Once with MaxVFOnly = true and then once with MaxVFOnly = false?

14361–14365

It might save a bit of compilation time, but it is just duplicate code. I think it is probably better to move the checks in vectorizeStores() and tryToVectorizeList() as early as possible. Let me check if this is possible.

ABataev added inline comments.May 19 2023, 6:33 AM
llvm/lib/Transforms/Vectorize/SLPVectorizer.cpp
14342

Yes, that's the idea

14361–14365

Sure, I'm fine with this too

vporpo added inline comments.May 19 2023, 1:00 PM
llvm/lib/Transforms/Vectorize/SLPVectorizer.cpp
14342

The problem is that neither is clearly the better strategy.
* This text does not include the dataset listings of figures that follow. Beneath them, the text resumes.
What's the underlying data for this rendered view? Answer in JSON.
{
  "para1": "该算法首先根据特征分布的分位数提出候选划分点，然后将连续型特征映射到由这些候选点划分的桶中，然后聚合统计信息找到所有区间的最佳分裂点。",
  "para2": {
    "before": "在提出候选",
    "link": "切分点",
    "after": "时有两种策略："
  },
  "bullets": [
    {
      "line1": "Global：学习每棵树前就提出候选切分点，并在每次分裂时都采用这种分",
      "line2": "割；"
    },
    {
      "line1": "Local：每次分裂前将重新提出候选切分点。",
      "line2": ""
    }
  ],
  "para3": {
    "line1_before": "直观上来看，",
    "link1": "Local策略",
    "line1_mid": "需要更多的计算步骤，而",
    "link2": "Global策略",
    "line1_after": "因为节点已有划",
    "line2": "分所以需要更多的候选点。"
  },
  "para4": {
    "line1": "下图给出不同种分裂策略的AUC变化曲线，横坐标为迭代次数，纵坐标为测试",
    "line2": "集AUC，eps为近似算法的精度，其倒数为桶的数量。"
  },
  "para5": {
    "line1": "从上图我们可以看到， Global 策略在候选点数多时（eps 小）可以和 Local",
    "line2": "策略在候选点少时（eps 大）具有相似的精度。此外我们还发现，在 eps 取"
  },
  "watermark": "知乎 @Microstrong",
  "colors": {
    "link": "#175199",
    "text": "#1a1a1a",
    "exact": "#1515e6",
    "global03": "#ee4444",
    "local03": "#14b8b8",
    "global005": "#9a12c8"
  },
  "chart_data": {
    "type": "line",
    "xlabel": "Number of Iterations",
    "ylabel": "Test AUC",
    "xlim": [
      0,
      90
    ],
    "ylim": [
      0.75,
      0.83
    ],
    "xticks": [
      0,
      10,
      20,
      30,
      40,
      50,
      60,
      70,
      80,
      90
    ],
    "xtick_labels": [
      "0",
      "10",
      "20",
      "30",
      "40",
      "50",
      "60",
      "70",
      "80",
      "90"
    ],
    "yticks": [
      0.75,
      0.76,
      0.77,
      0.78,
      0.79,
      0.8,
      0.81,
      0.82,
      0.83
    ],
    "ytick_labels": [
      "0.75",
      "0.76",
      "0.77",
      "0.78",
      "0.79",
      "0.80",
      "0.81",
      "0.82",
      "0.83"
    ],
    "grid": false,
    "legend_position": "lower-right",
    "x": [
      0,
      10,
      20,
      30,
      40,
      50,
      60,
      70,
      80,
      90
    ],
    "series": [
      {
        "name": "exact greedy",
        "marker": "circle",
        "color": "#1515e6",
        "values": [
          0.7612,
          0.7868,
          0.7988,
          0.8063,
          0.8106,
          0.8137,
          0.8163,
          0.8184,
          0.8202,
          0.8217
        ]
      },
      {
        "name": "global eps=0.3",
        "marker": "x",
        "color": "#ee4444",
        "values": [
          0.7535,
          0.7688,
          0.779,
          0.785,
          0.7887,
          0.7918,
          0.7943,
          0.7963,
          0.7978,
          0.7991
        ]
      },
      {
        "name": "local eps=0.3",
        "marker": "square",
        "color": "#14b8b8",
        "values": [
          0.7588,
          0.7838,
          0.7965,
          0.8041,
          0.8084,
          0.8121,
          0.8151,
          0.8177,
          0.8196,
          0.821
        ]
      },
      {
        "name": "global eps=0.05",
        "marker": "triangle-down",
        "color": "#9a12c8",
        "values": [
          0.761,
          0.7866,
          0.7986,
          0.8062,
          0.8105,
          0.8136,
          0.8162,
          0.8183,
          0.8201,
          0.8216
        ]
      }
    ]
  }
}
You can come up with examples where vectorizing for MaxVF first across all seeds leads to worse vectorization than trying to vectorize each seed multiple times starting from MaxVF all the way to MinVF. For example when you end up with a short wide tree versus a deep narrower tree.
Also if we are to follow a strategy MaxVF first, then it would probably make more sense if we visit seeds based on some specific order, e.g. from largest to smallest, and even then there would still be cases when the strategy won't work.

In such cases I am in favor of keeping the code as simple as possible because a more complicated solution won't necessarily pay off.

ABataev added inline comments.May 22 2023, 6:58 AM
llvm/lib/Transforms/Vectorize/SLPVectorizer.cpp
14342

I prefer to keep original implementation for the 2 reasons.

  1. I plan to add a new node entry, which may improve vectorization of nodes with the different operands.
  2. Need to try to improve the whole process by trying vectorization not only for tail values, but for other too.